Monday, March 29, 2021 | Reviews


Directed by Kier-La Janisse
Written by Kier-La Janisse
Severin Films

In WOODLANDS DARK AND DAYS BEWITCHED, writer/director Kier-La Janisse makes her feature debut with an unprecedented journey into the folk horror genre. Way more than a mere parade of film clips, Janisse and her thoughtfully assembled panel of experts dig deep into the sub-genre’s rich past and recent resurgence. By taking a good, hard look at the threads that tie these films to various times and places, WOODLANDS DARK AND DAYS BEWITCHED becomes a powerful, global inquiry into folk horror’s universal endurance and pervasiveness.

Easing into the subject matter with the genre’s most famous titles, the doc starts off by examining the “Unholy Trinity” of folk horror films; Witchfinder General (1968), Blood on Satan’s Claw (1971) and The Wicker Man (1973). Even though these films stand as well-known folk horror pillars, the conversation that unfolds casts a refreshing new light on these familiar touchstones. Combining interviews with filmmakers, academics, historians and genre critics, WOODLANDS cleverly utilizes the Trinity to discuss how politics, cultural values and fears often translate on-screen. By cracking open the door with an accessible and self-contained unit of films, Janisse delicately sets the stage for the exhaustive exploration to come.

Not only does this early segment of the doc outline Janisse’s passionate and academic approach to the subject, it also reveals the artful execution that fuels the underlying narrative and visual engagement. Gorgeous original paper collage animations (by Canadian national treasure, Guy Maddin) and enchanting interludes of traditional songs help set the tone and atmosphere. Working in tandem with Possessor composer Jim Williams’ original score, these factors create an emotional palette that embraces the folk horror aesthetic in style as well as substance.

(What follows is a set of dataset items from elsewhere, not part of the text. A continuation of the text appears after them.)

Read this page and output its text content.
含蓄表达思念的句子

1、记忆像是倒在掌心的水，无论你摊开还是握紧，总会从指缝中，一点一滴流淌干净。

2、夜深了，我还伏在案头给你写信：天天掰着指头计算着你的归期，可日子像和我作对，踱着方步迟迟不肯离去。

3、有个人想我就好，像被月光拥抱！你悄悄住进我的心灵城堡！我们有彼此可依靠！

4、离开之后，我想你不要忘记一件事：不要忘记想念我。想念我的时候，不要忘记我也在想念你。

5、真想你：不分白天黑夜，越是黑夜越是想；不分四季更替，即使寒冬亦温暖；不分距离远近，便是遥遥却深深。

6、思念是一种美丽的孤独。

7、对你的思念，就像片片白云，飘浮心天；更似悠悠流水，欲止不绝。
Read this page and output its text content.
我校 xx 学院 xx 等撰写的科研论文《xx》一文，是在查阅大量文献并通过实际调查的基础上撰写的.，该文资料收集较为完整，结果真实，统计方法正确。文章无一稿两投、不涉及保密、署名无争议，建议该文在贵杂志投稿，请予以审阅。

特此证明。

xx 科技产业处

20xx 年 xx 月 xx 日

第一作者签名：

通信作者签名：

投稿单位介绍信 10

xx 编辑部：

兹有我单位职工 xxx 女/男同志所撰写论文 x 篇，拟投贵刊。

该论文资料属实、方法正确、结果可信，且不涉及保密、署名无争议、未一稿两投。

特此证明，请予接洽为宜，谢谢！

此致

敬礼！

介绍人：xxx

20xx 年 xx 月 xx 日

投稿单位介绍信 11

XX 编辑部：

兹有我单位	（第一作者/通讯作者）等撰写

Segmented into six chapters, WOODLANDS logically works its way through the various strains of folk horror history. By addressing more familiar areas of the genre – British folk horror, Witchcraft and Paganism etc. – up front, WOODLANDS allows the viewer to independently connect the dots from one segment to another. Not only does this weave a fascinating tapestry of the subject as a whole, it entertains while educating. By the time Janisse and her diverse panel of experts reach less commonly discussed areas of the sub-genre, these unique iterations can be independently deciphered and logically placed within the overarching framework. 

Clocking in at a runtime of over 3-hours, it is easy to feel intimidated before stepping into Janisse’s world. However, these self-contained chapters make it easy to digest the experience in segments. A true blessing in disguise, these breaks between segments also provide a convenient moment to hit pause and track down unfamiliar book and Blu-ray titles. WOODLANDS almost constantly divulges new and exciting cinematic and literary recommendations, and it’s guaranteed that most will find dozens of heretofore unheard of titles to check out. Much less of a deep dive into the films themselves than a discussion on their themes, origins, and cultural inspirations, WOODLANDS is dedicated to intelligently challenging and expanding upon the commonly-held, basic notions of what folk horror actually is. 

Captivating and enlightening, Kier-La Janisse’s passionate pedagogic skills are on full display all throughout WOODLANDS DARK AND DAYS BEWITCHED. By throwing her insightful gaze upon the ritual of cinema, Janisse moderates an eye-opening discussion on where folk horror has been, where it is going and ultimately, what it says about humanity. Peppered with deep cuts and penetrative conversations, WOODLANDS DARK AND DAYS BEWITCHED is a crucial watch for genre fans. But whatever you do, don’t forget to keep a pen and paper handy: your watchlist just got much longer.